• Dr. Ray E. Heiple, Jr.

Three Bringers of Temptation

So the great dragon was cast out, that serpent of old, called the Devil and Satan, who deceives the whole world; he was cast to the earth, and his angels were cast out with him. Revelation 12:9NKJV


This morning we will continue to study Westminster Larger Catechism Question 195, which asks, “What do we pray for in the sixth petition?” The second part of the answer states: “In the sixth petition (which is, and lead us not into temptation, but deliver us from evil,) acknowledging… that Satan, the world, and the flesh, are ready powerfully to draw us aside, and ensnare us….” Last time we saw how God is sovereign over any temptation that we experience.

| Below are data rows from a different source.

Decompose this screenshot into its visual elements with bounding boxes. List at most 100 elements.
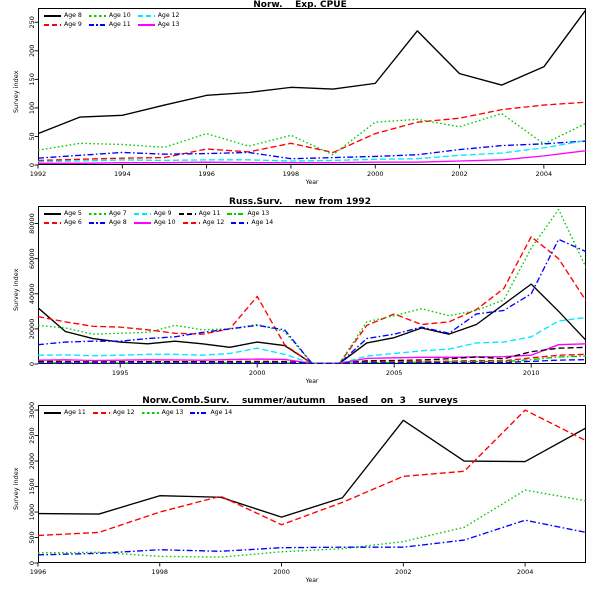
legend-3[interactable]: Age 11 Age 12 Age 13 Age 14 <box>44 408 239 417</box>
svg-text:2005: 2005 <box>386 369 403 377</box>
svg-text:2004: 2004 <box>536 170 553 178</box>
svg-text:40000: 40000 <box>28 283 36 304</box>
legend-row: Age 8 Age 10 Age 12 <box>44 11 187 20</box>
panel-title-3: Norw.Comb.Surv. summer/autumn based on 3… <box>142 396 458 406</box>
legend-swatch-icon <box>44 21 61 28</box>
legend-swatch-icon <box>88 210 106 217</box>
svg-text:0: 0 <box>28 362 36 366</box>
plot-area-2 <box>38 206 586 364</box>
legend-item-age-8[interactable]: Age 8 <box>44 11 82 20</box>
legend-label: Age 12 <box>112 409 135 416</box>
legend-item-age-14[interactable]: Age 14 <box>231 218 273 227</box>
legend-label: Age 11 <box>108 21 131 28</box>
plot-svg-2: 1995 2000 2005 2010 0 20000 40000 60000 80000 <box>28 208 586 377</box>
legend-swatch-icon <box>137 12 155 19</box>
legend-label: Age 11 <box>64 409 86 416</box>
legend-item-age-14[interactable]: Age 14 <box>190 408 232 417</box>
legend-2[interactable]: Age 5 Age 7 Age 9 Age 11 Age 13 Age 6 Age 8 Age… <box>44 209 280 227</box>
svg-text:0: 0 <box>28 163 36 167</box>
legend-swatch-icon <box>231 219 249 226</box>
legend-1[interactable]: Age 8 Age 10 Age 12 Age 9 Age 11 Age 13 <box>44 11 187 29</box>
svg-text:3000: 3000 <box>28 402 36 419</box>
legend-item-age-11[interactable]: Age 11 <box>44 408 86 417</box>
chart-panel-norw-exp-cpue: Norw. Exp. CPUE Survey index Year 1992 19… <box>0 0 600 195</box>
legend-label: Age 9 <box>153 210 172 217</box>
svg-text:2000: 2000 <box>28 453 36 470</box>
svg-text:2010: 2010 <box>523 369 540 377</box>
series-line-age-11 <box>38 140 586 160</box>
svg-text:150: 150 <box>28 73 36 85</box>
legend-item-age-9[interactable]: Age 9 <box>133 209 172 218</box>
panel-title-2: Russ.Surv. new from 1992 <box>229 197 371 207</box>
plot-svg-3: 1996 1998 2000 2002 2004 0 500 1000 1500 2000 2500… <box>28 402 586 576</box>
plot-area-3 <box>38 405 586 563</box>
svg-text:200: 200 <box>28 45 36 57</box>
legend-swatch-icon <box>88 12 106 19</box>
legend-item-age-8[interactable]: Age 8 <box>88 218 127 227</box>
svg-text:60000: 60000 <box>28 248 36 269</box>
legend-item-age-10[interactable]: Age 10 <box>133 218 176 227</box>
legend-item-age-12[interactable]: Age 12 <box>182 218 224 227</box>
series-line-age-12 <box>38 139 586 163</box>
legend-label: Age 6 <box>64 219 82 226</box>
legend-item-age-13[interactable]: Age 13 <box>141 408 183 417</box>
x-axis-label-3: Year <box>305 577 319 584</box>
series-line-age-6 <box>38 236 586 364</box>
series-line-age-13 <box>38 489 586 558</box>
series-line-age-12 <box>38 409 586 537</box>
legend-label: Age 8 <box>108 219 127 226</box>
legend-label: Age 13 <box>157 21 180 28</box>
legend-item-age-12[interactable]: Age 12 <box>137 11 180 20</box>
legend-row: Age 5 Age 7 Age 9 Age 11 Age 13 <box>44 209 280 218</box>
plot-svg-1: 1992 1994 1996 1998 2000 2002 2004 0 50 100 150 200… <box>28 9 586 178</box>
chart-panel-russ-surv: Russ.Surv. new from 1992 Survey index Ye… <box>0 197 600 395</box>
legend-swatch-icon <box>137 21 155 28</box>
legend-swatch-icon <box>133 210 151 217</box>
legend-swatch-icon <box>141 409 159 416</box>
svg-text:80000: 80000 <box>28 213 36 234</box>
legend-item-age-9[interactable]: Age 9 <box>44 20 82 29</box>
legend-item-age-6[interactable]: Age 6 <box>44 218 82 227</box>
legend-label: Age 7 <box>108 210 127 217</box>
panel-title-1: Norw. Exp. CPUE <box>253 0 347 10</box>
legend-swatch-icon <box>178 210 196 217</box>
series-line-age-8 <box>38 238 586 364</box>
plot-area-1 <box>38 8 586 165</box>
svg-text:2002: 2002 <box>451 170 468 178</box>
legend-swatch-icon <box>44 409 61 416</box>
legend-swatch-icon <box>44 210 61 217</box>
series-line-age-9 <box>38 316 586 364</box>
series-line-age-10 <box>38 112 586 156</box>
legend-swatch-icon <box>182 219 200 226</box>
legend-item-age-13[interactable]: Age 13 <box>137 20 180 29</box>
svg-text:1500: 1500 <box>28 478 36 495</box>
series-line-age-8 <box>38 9 586 135</box>
svg-text:1996: 1996 <box>198 170 215 178</box>
legend-item-age-12[interactable]: Age 12 <box>92 408 135 417</box>
legend-swatch-icon <box>88 21 106 28</box>
svg-text:1996: 1996 <box>30 568 47 576</box>
legend-swatch-icon <box>190 409 208 416</box>
svg-text:2000: 2000 <box>367 170 384 178</box>
svg-text:2000: 2000 <box>249 369 266 377</box>
legend-item-age-5[interactable]: Age 5 <box>44 209 82 218</box>
svg-text:1992: 1992 <box>30 170 47 178</box>
legend-label: Age 10 <box>108 12 131 19</box>
legend-row: Age 9 Age 11 Age 13 <box>44 20 187 29</box>
svg-text:250: 250 <box>28 16 36 28</box>
svg-text:20000: 20000 <box>28 319 36 340</box>
legend-item-age-7[interactable]: Age 7 <box>88 209 127 218</box>
svg-text:0: 0 <box>28 561 36 565</box>
svg-text:2500: 2500 <box>28 427 36 444</box>
svg-text:500: 500 <box>28 531 36 543</box>
legend-item-age-11[interactable]: Age 11 <box>178 209 221 218</box>
legend-label: Age 11 <box>198 210 221 217</box>
legend-item-age-11[interactable]: Age 11 <box>88 20 131 29</box>
svg-text:2004: 2004 <box>517 568 534 576</box>
series-line-age-7 <box>38 208 586 364</box>
legend-label: Age 14 <box>210 409 233 416</box>
svg-text:1000: 1000 <box>28 504 36 521</box>
legend-item-age-10[interactable]: Age 10 <box>88 11 131 20</box>
legend-item-age-13[interactable]: Age 13 <box>227 209 269 218</box>
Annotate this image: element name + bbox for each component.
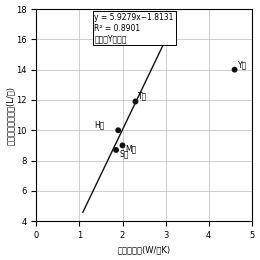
- Text: T郸: T郸: [139, 92, 148, 101]
- Y-axis label: 暖房用灯油消費量(L/㎡): 暖房用灯油消費量(L/㎡): [5, 86, 15, 145]
- Text: y = 5.9279x−1.8131
R² = 0.8901
ただしY郸除く: y = 5.9279x−1.8131 R² = 0.8901 ただしY郸除く: [94, 13, 174, 43]
- Point: [116, 128, 120, 132]
- Text: H郸: H郸: [94, 120, 105, 129]
- Text: M郸: M郸: [126, 145, 137, 154]
- Point: [232, 68, 237, 72]
- Text: Y郸: Y郸: [238, 60, 247, 69]
- Point: [114, 148, 118, 152]
- X-axis label: 熱損失係数(W/㎡K): 熱損失係数(W/㎡K): [118, 245, 171, 255]
- Point: [120, 143, 125, 147]
- Point: [133, 99, 138, 103]
- Text: S郸: S郸: [119, 149, 128, 158]
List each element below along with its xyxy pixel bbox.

And that even when God brings us to the place where we will be tempted, He only does it for our true and everlasting good. Today we consider the enemies outside of our souls and in our souls which are continually seeking to tempt us in order to destroy us.


The Bible is clear that there is a malevolent spirit, whose name is Satan. His most common title is “devil,” which means slanderer or accuser. Twice in Scripture the devil is called “the tempter” (Matt. 4:3; 1 The. 3:5), and he is the only one in the Bible given that title. To tempt someone is to entice or allure them. It is where you try to get someone to desire or be attracted to do something to the point where the craving moves the will to act in order to satisfy it. Once in John Jesus declares that Satan is “a murderer” and “a liar and the father of lies,” (John 8:44). The titles “liar,” “devil,” and “tempter” tell us who Satan is and how he operates. It is the nature of Satan to seduce, in order to deceive, in order to accuse unto judgment and destruction. Because Satan brought the first temptation – which was a half-truth making it a whole and more dangerous lie – there is a sense in which all temptation goes back to him. No doubt this is the meaning of Jesus when he calls Satan “the father of lies.” Satan gave birth to the lie and it is always the lie that is used in temptation. For temptation always says “Disobey God in some way, shape, or form and it will go better for you in this one instance.” And that is always a lie. Because God is omniscient, omnipotent, loving righteousness and hating iniquity, it will never go better for us if we disobey.


There are many instances in the Bible where Satan tempts directly either personally or through one of his angels (demons), but that is not the only way temptation comes to us. The second great enemy of the Christian, which is constantly seeking to lure us into disobeying God, is the world. The world is not some impersonal system that somehow exerts some kind of evil force upon us. When the word “world” is used in Scripture to refer to the enemy of our soul it is being used as a collective noun to include all human beings who are in rebellion against God. We see this personal, collective aspect of people in rebellion against God when Jesus says, “If you were of the world, the world would love its own. Yet because you are not of the world, but I chose you out of the world, therefore the world hates you,” (John 15:19). Here the world is said to “love” or “hate.” Loving and hating are activities that only rational creatures can engage in. Therefore, clearly the world here means all the people who are opposed to God. In fact they are so opposed to and filled with hatred for God that the people whom God has chosen, merely for that reason, also become the objects of their displeasure according to this verse. Contrariwise this verse says the world promises to “love” those who join it in its rebellion against God. But this too is a lie as the world’s love would do us no good whatsoever and is not in fact a love for “us” at all but only for our increase, by way of participation, in its chosen evil (whatever it may be in that culture, people group, and time).


The third and final enemy of the Christian is our flesh. “Flesh” here does not mean physical body but it is used as the most common appellation for our old sinful natures. If you are a Christian you have a new nature that loves God and wants to obey Him, but if you are not in glory then you also still have to deal with your sinful desires. The only reason the world and the devil are able to successfully tempt us to sin is because part of us still loves sin. Thus, “each one is tempted when he is drawn away by his own desires and enticed,” (James 1:14). Even apart from Satan and this God-hating world, we would still give in to temptation, because we would tempt ourselves. May God grant us increasing victories over all three of our mortal enemies.